En voici une démonstration flamboyante avec un nouveau groupe et un projet que les fanatiques du classement vont avoir beaucoup de mal à ficher. Tant mieux. D’autant que l’accordéon diatonique nous prend une fois de plus par surprise. Décidément ce diable d’instrument est capable de tout. A condition d’être dans les mains d’un musicien lui-même capable d’audace et d’idées novatrices. Si de Borman joue cette boîte du diable, Willemyns est ici aux claviers et au violon. Et déjà j’ai envie de m’arrêter sur les claviers en question. On entend ici, entre autres, un Fender Rhodes : un son qui doit titiller pas mal de vieux schnocks de mon âge.
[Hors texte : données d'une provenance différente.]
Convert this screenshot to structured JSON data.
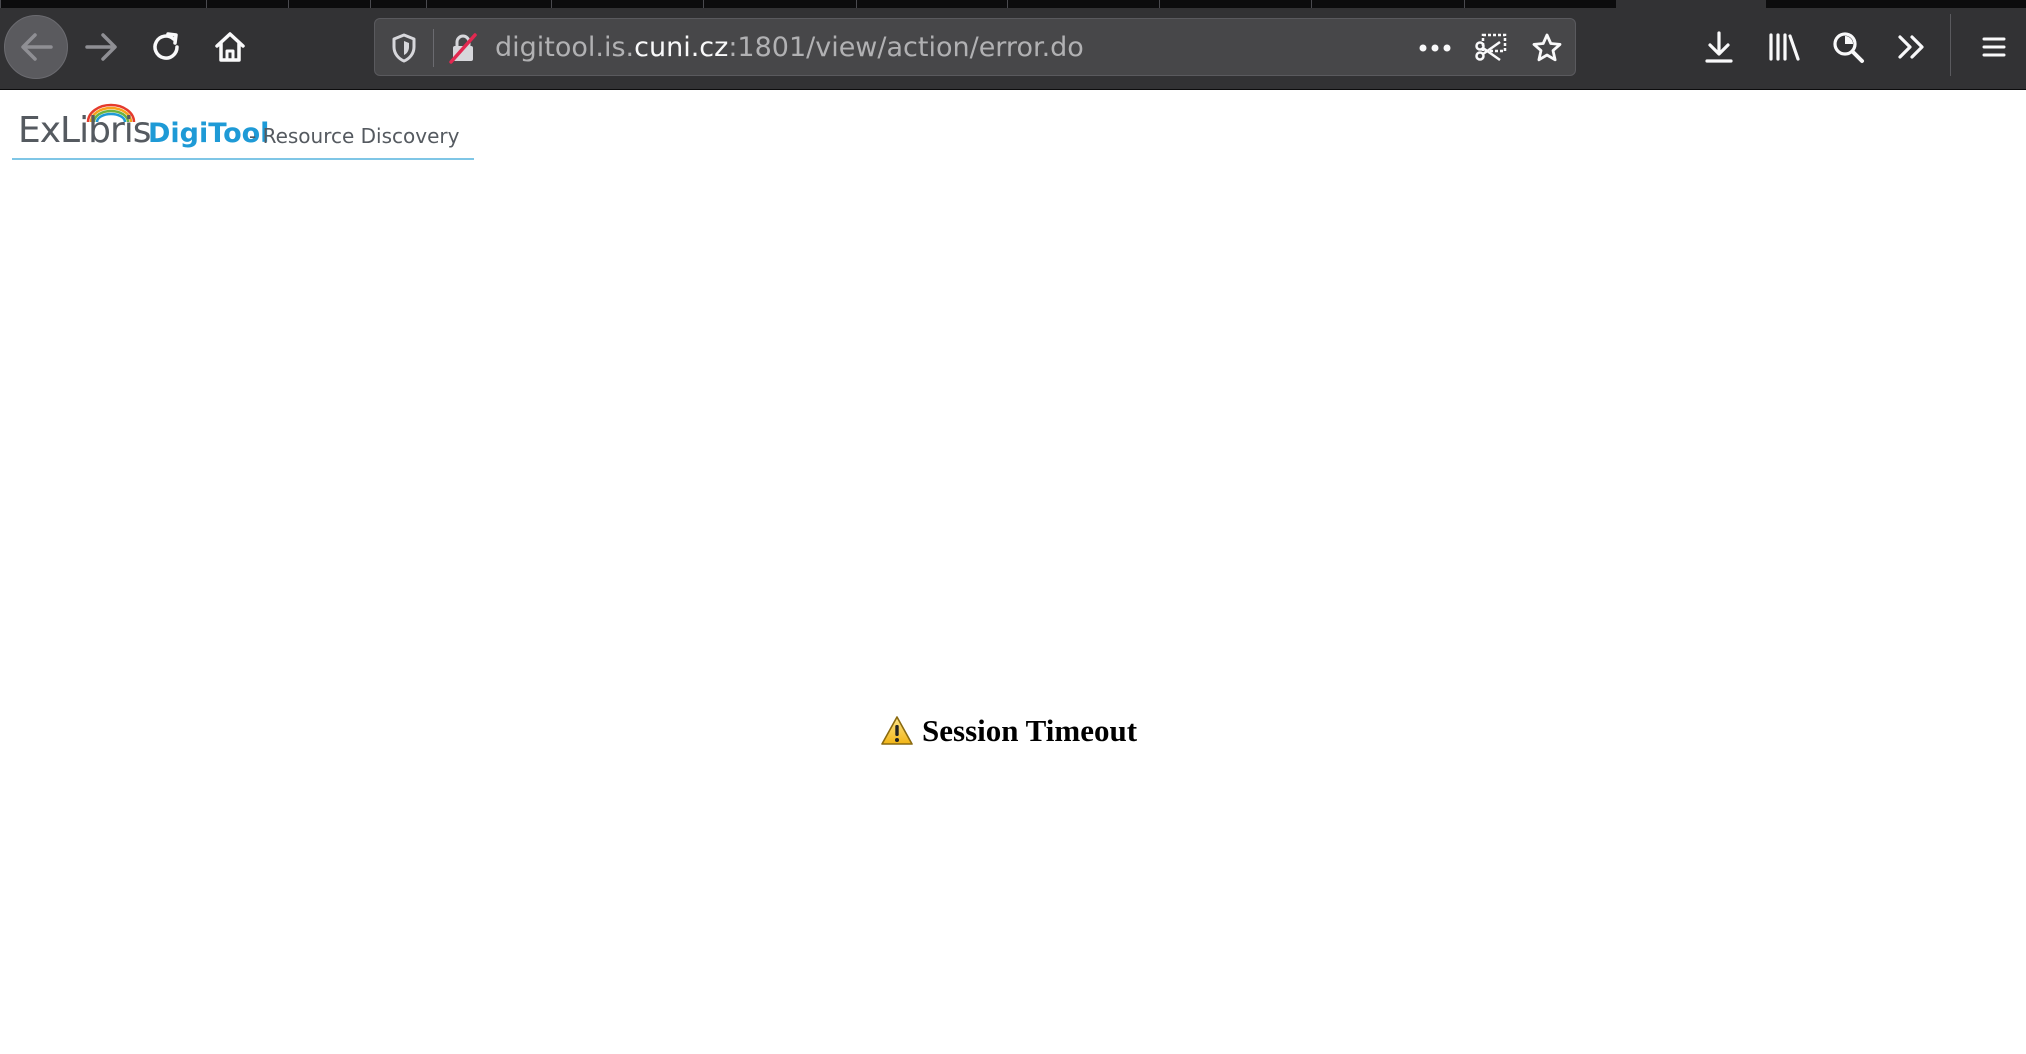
{
  "browser": {
    "url": {
      "prefix": "digitool.is.",
      "host_strong": "cuni.cz",
      "suffix": ":1801/view/action/error.do"
    },
    "icons": {
      "back": "back-arrow-icon",
      "forward": "forward-arrow-icon",
      "reload": "reload-icon",
      "home": "home-icon",
      "tracking_protection": "shield-icon",
      "insecure": "insecure-lock-icon",
      "page_actions": "more-dots-icon",
      "screenshot": "screenshot-icon",
      "bookmark": "star-icon",
      "downloads": "download-icon",
      "library": "library-icon",
      "zoom": "magnifier-icon",
      "overflow": "double-chevron-icon",
      "menu": "hamburger-menu-icon"
    },
    "colors": {
      "toolbar": "#323234",
      "urlbar": "#474749",
      "insecure_slash": "#e22850"
    }
  },
  "page": {
    "logo": {
      "brand": "ExLibris",
      "product": "DigiTool",
      "tagline": "- Resource Discovery",
      "colors": {
        "brand": "#555a60",
        "product": "#1e9ad6",
        "underline": "#7fc6e6"
      }
    },
    "message": {
      "icon": "warning-icon",
      "text": "Session Timeout"
    }
  }
}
Nous avons tous des souvenirs, très subjectifs bien entendus, de ce fameux piano électrique ; nous avons tous des réminiscences d’écoutes très diverses auxquelles immanquablement certains passages de ce disque risquent de nous faire penser.
C’est d’autant plus marquant que certains essaient malgré tout de coller une étiquette sur cette musique. Et le mot jazz de venir se glisser dans certains commentaires. Oui, mais non ! C’est bien plus que ça même si… Ah oui j’ai moi aussi des souvenirs du Fender Rhodes de Chick Corea mais aussi, plus encore ici, de celui de Mike Ratledge de Soft Machine ; d’autant que ce que fait Julien avec son accordéon en dialogue avec son comparse claviériste pourrait aussi rappeler les échanges entre Ratledge et le saxophone de Karl Jenkins (Album Six). Mais voilà, nous sommes là dans des comparaisons subjectives qui ne sont pas raison pour autant. Parce que ce piano, il était également bien chaud chez les Doors (Riders on the storm) et puis, plus récemment, sur un excellent disque du chanteur Américain Cass McCombs : Tip of the sphere dont je conseille particulièrement le titre Rounder. Et quoi ? On en oublie de parler de Flygmaskin alors ? Qui signifie Machine volante en suédois ; ce qui pourrait être un signe nous renvoyant vers des influences venues du Nord où les musiciens redoublent d’inventivité depuis des décennies. Nous avons donc un diatonique et d’excellent claviers qui font ce que j’appellerai l’essentiel du boulot : une trame dense, un tissage serré de notes enchevêtrées, de souffles, de basses, d’harmonies, d’étirements sonores… le tout se développant comme un filet dans lequel nous nous laissons volontiers prendre pour une sorte d’envol bien au-delà des ritournelles incessantes du déjà entendu et du prémâché des vendeurs de sons de nos medias. On part d’emblée, pas besoin de s’accrocher, la musique vous prend, vous propose une visite d’univers suggérés, d’envers de décors, loin des coulisses des ronronnements académiques.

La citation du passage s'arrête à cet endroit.